Catmandu provides an ETL suite of software modules to ease the import, storage, retrieval, export and transformation of (meta)data records. After a short introduction to Catmandu and its features, we will present the command line interface (CLI) and the domain specific language (DSL). Participants will be guided to get data from different sources via APIs, to transform data records to a common data model, to store/index it in ElasticSearch or MongoDB, to query data from stores and to export it into different formats. The aim of this tutorial to generate linked data from library sources.

Full description

Catmandu is a data processing toolkit developed as part of the LibreCat project. Catmandu provides a command line client and a suite of Perl modules to ease the import, storage, retrieval, export and transformation of data.

With Catmandu we want to make it easier to extract, transform data such as: JSON, YAML, CSV, MARC, MAB, OAI-PMH, Z39.50, SRU, RDF and much more. Using small transformation language called Fix language, the communication between domain specialists and programmers how data should be transformed is simplified.
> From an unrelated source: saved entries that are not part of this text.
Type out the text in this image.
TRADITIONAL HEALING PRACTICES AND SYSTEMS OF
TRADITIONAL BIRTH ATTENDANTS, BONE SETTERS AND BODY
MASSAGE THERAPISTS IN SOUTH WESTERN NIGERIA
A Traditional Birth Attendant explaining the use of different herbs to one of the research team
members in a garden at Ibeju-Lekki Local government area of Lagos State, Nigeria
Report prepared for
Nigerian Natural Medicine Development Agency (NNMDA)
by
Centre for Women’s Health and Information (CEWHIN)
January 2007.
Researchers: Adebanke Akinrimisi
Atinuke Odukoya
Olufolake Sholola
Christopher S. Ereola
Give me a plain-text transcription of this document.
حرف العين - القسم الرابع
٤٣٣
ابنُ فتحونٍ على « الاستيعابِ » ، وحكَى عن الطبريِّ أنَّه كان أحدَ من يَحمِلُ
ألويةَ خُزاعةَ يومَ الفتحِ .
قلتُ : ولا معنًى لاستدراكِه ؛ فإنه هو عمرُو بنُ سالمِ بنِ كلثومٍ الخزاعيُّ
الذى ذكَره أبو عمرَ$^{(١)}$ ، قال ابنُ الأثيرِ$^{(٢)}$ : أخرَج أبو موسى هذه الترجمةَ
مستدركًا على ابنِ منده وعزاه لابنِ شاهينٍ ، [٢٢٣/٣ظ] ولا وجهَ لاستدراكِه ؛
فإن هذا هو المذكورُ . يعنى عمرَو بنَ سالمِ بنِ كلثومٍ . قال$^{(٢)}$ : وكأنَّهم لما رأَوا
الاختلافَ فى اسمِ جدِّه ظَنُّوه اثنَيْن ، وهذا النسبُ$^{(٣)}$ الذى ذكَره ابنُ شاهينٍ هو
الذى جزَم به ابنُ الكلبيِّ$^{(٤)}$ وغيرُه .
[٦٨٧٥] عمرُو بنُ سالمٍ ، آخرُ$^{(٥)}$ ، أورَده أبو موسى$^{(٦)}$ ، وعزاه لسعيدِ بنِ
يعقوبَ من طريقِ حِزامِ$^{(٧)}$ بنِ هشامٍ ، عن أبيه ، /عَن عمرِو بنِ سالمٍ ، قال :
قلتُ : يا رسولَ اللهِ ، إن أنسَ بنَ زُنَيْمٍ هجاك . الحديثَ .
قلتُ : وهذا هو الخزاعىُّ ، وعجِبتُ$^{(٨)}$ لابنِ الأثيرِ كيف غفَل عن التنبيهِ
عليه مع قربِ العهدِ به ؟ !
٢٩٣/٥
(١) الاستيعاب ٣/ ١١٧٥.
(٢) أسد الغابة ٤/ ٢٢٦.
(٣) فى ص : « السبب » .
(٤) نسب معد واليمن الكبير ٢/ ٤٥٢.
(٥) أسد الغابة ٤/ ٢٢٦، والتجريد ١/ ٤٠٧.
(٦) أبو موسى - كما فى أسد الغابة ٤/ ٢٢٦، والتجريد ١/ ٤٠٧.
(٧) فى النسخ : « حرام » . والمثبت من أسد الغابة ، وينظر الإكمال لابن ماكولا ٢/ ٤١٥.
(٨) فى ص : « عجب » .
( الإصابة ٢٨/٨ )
Combine Catmandu modules with web application frameworks such as PSGI/Plack document stores such as MongoDB and full text indexes as ElasticSearch to create a rapid development environment for digital library services such as institutional repositories and search engines.

Where do we use it?

Catmandu is used in the LibreCat project for several applications. We have more than 60 Catmandu projects available at GitHub LibreCat.

Why do we use it?

Create a search engine, one of your first tasks will to import data from various sources, map the fields to a common data model and post it to a full-text search engine. Modules such as WebService::Solr or ElasticSearch provide easy access to your favorite document stores, but a lot of boilerplate code needs to be written to create the connections, massage the incoming data into the correct format, validating and uploading and indexing the data in the database. Next morning you are asked to provide a fast dump of records into an Excel worksheet. After some fixes are applied you are asked to upload it into your database. Again you hit Emacs or Vi and provide an ad-hoc script. In our LibreCat group we saw this workflow over and over. We tried to abstract this problem to a set of tools which can work with library data such as MARC, Dublin Core, EndNote protocols such as OAI-PMH, SRU and repositories such as DSpace and Fedora. In data warehouses these processes are called ETL, Extract, Transform, Load. Many tools currenty exist for ETL processing but none address typical library data models and services.

With an international group of systems librarians the open source toolkit Catmandu was created to provide best practices with a common set of tools. Many digital library environments and library vendors currently use Catmandu to transform library data as input for search engines, institutional repositories, data cleaning and data publication.

Target audience and prerequisite knowledge

Audience: systems librarians, data managers. Introductory level: basic knowledge of the Linux command line.

In this tutorial a VirtualBox virtual machine will be provided containing all the required tools. Participants need to have an installation of Oracle VirtualBox available on their laptop before attending the tutorial.

Presenters

Nicolas Steenlant is working as a programmer and institutional repository manager at Ghent University Library. He is the lead developer of the LibreCat project, and Catmandu.

Patrick Hochstenbach is working as a digital architect at Ghent University Library. In the past he worked at Los Alamos National Laboratories and Lund University. Patrick was involved in library standards such as OpenURL, OAI-PMH, MPEG-21 and has created many library applications such as the SFX linking server (currently marked by Ex Libris), the OAI Static Repository gateway.